Random Thoughts on Developing Leaders @SHA
After graduate school I accepted a position at a county historical society. I was interested in SHA because I wanted a foundation in historical administration to dovetail with my “baptism by fire” experience. The three-week format covered a great deal of information in a short amount of time which was best for my personal (I had a 3-year-old at home) and my professional life.
SHA is so much more than three weeks of talking about the history field – it’s an opportunity to grow professionally and think about where you want to be in the future, it’s taking time out to really think about the larger field and how you and your organization fit into it, and it’s building a network you can utilize for the rest of your career.

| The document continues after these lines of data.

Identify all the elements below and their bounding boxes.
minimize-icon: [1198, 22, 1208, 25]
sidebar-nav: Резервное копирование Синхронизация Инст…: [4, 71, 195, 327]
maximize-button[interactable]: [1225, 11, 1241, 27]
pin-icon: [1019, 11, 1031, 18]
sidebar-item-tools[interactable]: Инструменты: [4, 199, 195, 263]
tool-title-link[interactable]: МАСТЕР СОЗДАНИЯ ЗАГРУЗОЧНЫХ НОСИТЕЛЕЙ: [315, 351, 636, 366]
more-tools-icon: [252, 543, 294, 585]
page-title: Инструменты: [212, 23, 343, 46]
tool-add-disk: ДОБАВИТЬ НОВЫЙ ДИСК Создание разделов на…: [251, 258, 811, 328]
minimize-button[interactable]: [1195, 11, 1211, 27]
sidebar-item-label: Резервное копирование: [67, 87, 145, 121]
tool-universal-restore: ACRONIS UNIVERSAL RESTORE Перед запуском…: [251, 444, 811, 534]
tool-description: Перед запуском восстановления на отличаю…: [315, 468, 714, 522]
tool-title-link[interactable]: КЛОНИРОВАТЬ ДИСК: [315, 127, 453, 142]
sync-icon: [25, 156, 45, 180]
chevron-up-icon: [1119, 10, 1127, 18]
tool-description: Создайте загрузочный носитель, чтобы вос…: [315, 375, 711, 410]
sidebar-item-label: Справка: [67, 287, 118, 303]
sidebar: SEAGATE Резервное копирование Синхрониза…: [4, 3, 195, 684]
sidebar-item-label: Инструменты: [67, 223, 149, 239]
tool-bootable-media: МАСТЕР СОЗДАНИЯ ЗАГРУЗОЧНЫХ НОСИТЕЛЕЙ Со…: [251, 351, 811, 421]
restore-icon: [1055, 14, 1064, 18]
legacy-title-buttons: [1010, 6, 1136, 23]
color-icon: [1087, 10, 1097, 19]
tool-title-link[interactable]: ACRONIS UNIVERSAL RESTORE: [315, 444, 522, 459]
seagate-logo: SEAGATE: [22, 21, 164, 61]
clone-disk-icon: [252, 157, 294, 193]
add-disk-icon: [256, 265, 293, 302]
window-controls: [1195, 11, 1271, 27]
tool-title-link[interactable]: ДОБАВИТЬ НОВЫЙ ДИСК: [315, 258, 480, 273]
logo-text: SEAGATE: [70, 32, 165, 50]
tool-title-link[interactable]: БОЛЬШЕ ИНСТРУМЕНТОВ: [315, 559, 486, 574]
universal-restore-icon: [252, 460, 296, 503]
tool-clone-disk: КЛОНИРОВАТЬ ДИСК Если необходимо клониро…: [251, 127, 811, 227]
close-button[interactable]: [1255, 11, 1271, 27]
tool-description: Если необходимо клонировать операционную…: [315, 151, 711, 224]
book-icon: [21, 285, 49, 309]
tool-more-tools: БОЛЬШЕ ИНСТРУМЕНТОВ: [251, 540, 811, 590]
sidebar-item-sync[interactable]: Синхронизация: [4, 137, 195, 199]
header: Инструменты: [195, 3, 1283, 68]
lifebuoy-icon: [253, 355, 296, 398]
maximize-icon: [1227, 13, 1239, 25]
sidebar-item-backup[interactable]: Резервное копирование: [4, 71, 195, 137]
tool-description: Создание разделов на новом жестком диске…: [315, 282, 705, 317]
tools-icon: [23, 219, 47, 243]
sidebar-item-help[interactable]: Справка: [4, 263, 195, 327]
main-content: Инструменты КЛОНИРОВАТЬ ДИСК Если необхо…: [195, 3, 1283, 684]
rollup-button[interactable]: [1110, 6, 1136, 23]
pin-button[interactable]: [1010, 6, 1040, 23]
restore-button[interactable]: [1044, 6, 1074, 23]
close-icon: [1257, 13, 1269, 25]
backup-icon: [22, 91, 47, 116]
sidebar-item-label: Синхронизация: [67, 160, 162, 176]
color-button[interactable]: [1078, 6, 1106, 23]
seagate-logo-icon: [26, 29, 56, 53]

Attending SHA opened my eyes to the possibilities in the field and gave me the confidence to start looking for my next opportunity. My SHA network served as cheerleaders and a sounding board for my search. I went to SHA in fall 1996 and by spring 1998 I started a new position at the Indiana Historical Society (IHS.) SHA faculty and alum from my class and other classes challenged me to think strategically about my career and what I wanted in my next position. After 15 years at IHS, I am starting a new adventure at the end of May 2013 as the Director, Art and History Venues at the Stark Foundation in Orange, TX. I feel confident to move forward in this new leadership position because I do so with a passion for the work, broad experience in the field, and an exceptional network of colleagues around the country many of which I know through SHA. I am proud to be associated with the Developing History Leaders @SHA program as faculty and I regularly encourage colleagues to apply to the program. And note to John Durel and Bob Beatty – I’ve already started thinking about members of my new team that would be great candidates to apply in future years.
If you can’t apply this year, then start planning for a future year. If your employer needs convincing, hook up with SHA alum or faculty to make the case. If you are concerned about the funds, consider applying for one of the scholarships. If you are worried about being away for three weeks, talk to alum who found the time away to be just right. There will never be a perfect time to attend, but it is always the right time to invest in you – personally and professionally.
Trina Nelson Thomas attended SHA in 1996 as the first recipient of the William T. Alderson scholarship. She has served on the SHA planning committee, as local logistics wrangler, as seminar faculty, as most likely to be carried around by loony SHA alum, and as advocate at large (since the title of SHA Tsarina doesn’t exist). She has worked at the Indiana Historical Society for the past 15 years and soon begins her next set of adventures at the Stark Foundation in Orange, TX.